Another thing to consider: Most academic fields, particularly those that are growing rather than in decline, are fundamentally more vocational than ideological. There is no liberal or conservative (much less postmodern) way to draw blood from a patient, or frack a natural-gas field. Business professors of all stripes want to make profits; all civil-engineering professors want bridges to stand. These imperatives keep empirically minded fields grounded in reality and limit the impact of political leftism on their undergraduates.
And even some fields that are relatively ideological aren’t lost causes. Take political science and economics, which continue to celebrate intellectual pluralism and have professional norms that discourage political evangelism in the classroom. In a 2012 study, we highlighted how political science’s openness to nonleftist ideas benefits both the discipline and higher education as a whole. With the ability to choose her own major, classes, and coursework, the typical student has tremendous flexibility, permitting her to minimize exposure to overtly political classes and virulently ideological professors. In this manner, cultivating an ideologically tolerant discipline becomes a quiet selling point in the competitive marketplace for student patronage.
While conservative students and faculty may not be widely persecuted on the typical college campus — indeed, right-leaning students stand an excellent chance of thriving — higher education’s ideological imbalance has potentially serious consequences for society. Sadly, progressive defenders all too quickly dismiss the problems resulting from an ideologically homogeneous academy, most notably the creation of an elite more concerned about its own status than its fellow citizens’.

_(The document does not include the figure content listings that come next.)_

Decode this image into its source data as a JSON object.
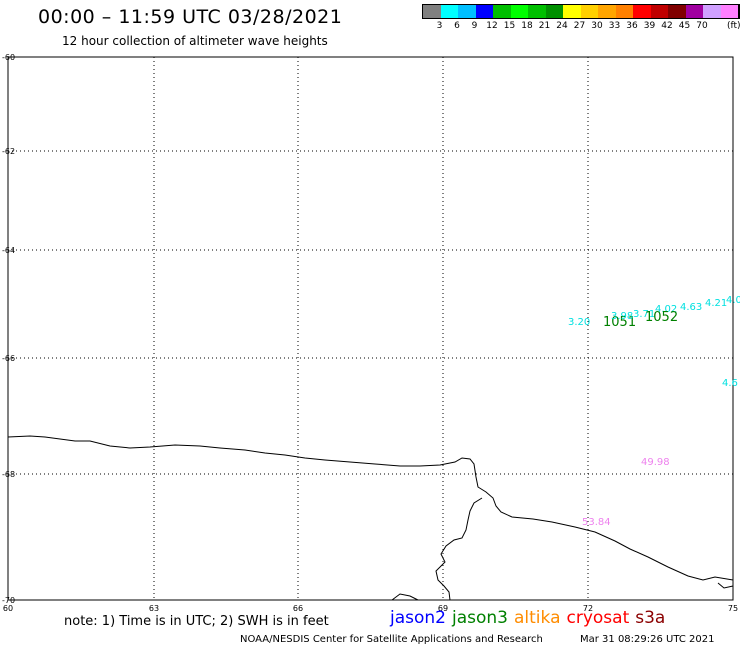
{
  "header": {
    "title": "00:00 – 11:59 UTC 03/28/2021",
    "subtitle": "12 hour collection of altimeter wave heights"
  },
  "legend": {
    "unit": "(ft)",
    "colors": [
      "#808080",
      "#00ffff",
      "#00bfff",
      "#0000ff",
      "#00bf00",
      "#00ff00",
      "#00c000",
      "#009000",
      "#ffff00",
      "#ffd000",
      "#ffa500",
      "#ff8000",
      "#ff0000",
      "#c00000",
      "#800000",
      "#a000a0",
      "#d0a0ff",
      "#ff80ff",
      "#000000"
    ],
    "labels": [
      "3",
      "6",
      "9",
      "12",
      "15",
      "18",
      "21",
      "24",
      "27",
      "30",
      "33",
      "36",
      "39",
      "42",
      "45",
      "70"
    ]
  },
  "map": {
    "lat_labels": [
      "-60",
      "-62",
      "-64",
      "-66",
      "-68",
      "-70"
    ],
    "lon_labels": [
      "60",
      "63",
      "66",
      "69",
      "72",
      "75"
    ],
    "observations": [
      {
        "text": "3.20",
        "color": "#00e0e0"
      },
      {
        "text": "1051",
        "color": "#008000"
      },
      {
        "text": "3.98",
        "color": "#00e0e0"
      },
      {
        "text": "3.71",
        "color": "#00e0e0"
      },
      {
        "text": "4.02",
        "color": "#00e0e0"
      },
      {
        "text": "1052",
        "color": "#008000"
      },
      {
        "text": "4.63",
        "color": "#00e0e0"
      },
      {
        "text": "4.21",
        "color": "#00e0e0"
      },
      {
        "text": "4.0",
        "color": "#00e0e0"
      },
      {
        "text": "4.6",
        "color": "#00e0e0"
      },
      {
        "text": "49.98",
        "color": "#ee82ee"
      },
      {
        "text": "53.84",
        "color": "#ee82ee"
      }
    ]
  },
  "footer": {
    "note": "note: 1) Time is in UTC; 2) SWH is in feet",
    "satellites": [
      {
        "name": "jason2",
        "color": "#0000ff"
      },
      {
        "name": "jason3",
        "color": "#008000"
      },
      {
        "name": "altika",
        "color": "#ff8c00"
      },
      {
        "name": "cryosat",
        "color": "#ff0000"
      },
      {
        "name": "s3a",
        "color": "#8b0000"
      }
    ],
    "credit": "NOAA/NESDIS Center for Satellite Applications and Research",
    "timestamp": "Mar 31 08:29:26 UTC 2021"
  }
}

But the high-profile events on campuses these last couple of years offer a much too distorted picture. A closer look reveals an ecosystem that is, in some respects, more diverse than appearances suggest — and students who are more resilient and independent than we think.
Robert Maranto is a political scientist and professor in the department of education reform at the University of Arkansas. Matthew Woessner is associate professor of political science at Penn State Harrisburg and co-author of The Still Divided Academy: How Competing Visions of Power, Politics, and Diversity Complicate the Mission of Higher Education (Rowman & Littlefield, 2011).